Personally, the term “consolidation czar” sounds a bit silly but perhaps its underlying meaning is more pragmatic than how it sounds. I don’t think a single person should be responsible for this across Julia because I don’t believe a single person has the expertise across that many things to do so. On the other hand, discussions on combining efforts come to a stand still and having one person with a definitive statement can be useful. I’m thinking of a sort of BDFL for areas of expertise that is willing to moderate and make firm decisions at a certain point.
Indeed, I actually often find this much easier to dissect and diagnose when it’s multiple separate packages strung together rather than one big package with nested includes.
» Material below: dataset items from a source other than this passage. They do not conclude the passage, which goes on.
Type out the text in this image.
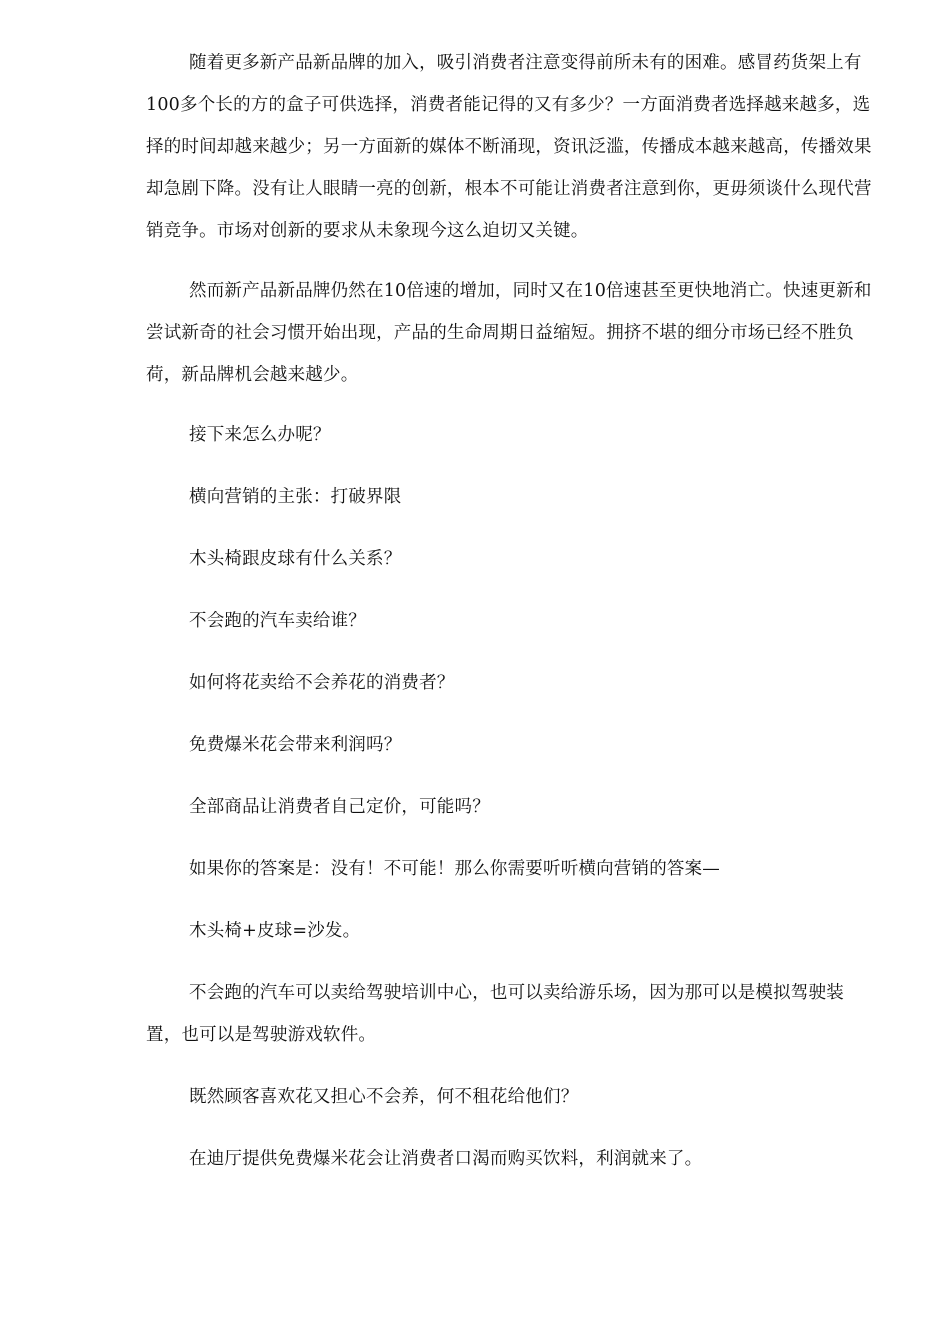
随着更多新产品新品牌的加入，吸引消费者注意变得前所未有的困难。感冒药货架上有100多个长的方的盒子可供选择，消费者能记得的又有多少？一方面消费者选择越来越多，选择的时间却越来越少；另一方面新的媒体不断涌现，资讯泛滥，传播成本越来越高，传播效果却急剧下降。没有让人眼睛一亮的创新，根本不可能让消费者注意到你，更毋须谈什么现代营销竞争。市场对创新的要求从未象现今这么迫切又关键。

然而新产品新品牌仍然在10倍速的增加，同时又在10倍速甚至更快地消亡。快速更新和尝试新奇的社会习惯开始出现，产品的生命周期日益缩短。拥挤不堪的细分市场已经不胜负荷，新品牌机会越来越少。

接下来怎么办呢？

横向营销的主张：打破界限

木头椅跟皮球有什么关系？

不会跑的汽车卖给谁？

如何将花卖给不会养花的消费者？

免费爆米花会带来利润吗？

全部商品让消费者自己定价，可能吗？

如果你的答案是：没有！不可能！那么你需要听听横向营销的答案—

木头椅+皮球=沙发。

不会跑的汽车可以卖给驾驶培训中心，也可以卖给游乐场，因为那可以是模拟驾驶装置，也可以是驾驶游戏软件。

既然顾客喜欢花又担心不会养，何不租花给他们？

在迪厅提供免费爆米花会让消费者口渴而购买饮料，利润就来了。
This is a really great idea. I am somewhat doing that with @dilumaluthge and JuliaHealth this summer at the JuliaHealth BoF we are co-running (shameless plug, come visit!) and one of the major things will be thinking around interfaces to be commonly used within JuliaHealth while also supporting the development of other packages that could fit in the JuliaHealth umbrella.
People discover them… They just discover either all of them or a random draw from them, and most are uncomplete and poorly maintained.
Consolidation isn’t required, just a signal that something is good enough to rely on - and with a commitment to testing. That is what SciML is doing and among the many talents of that organization, hardcore testing and documentation is central.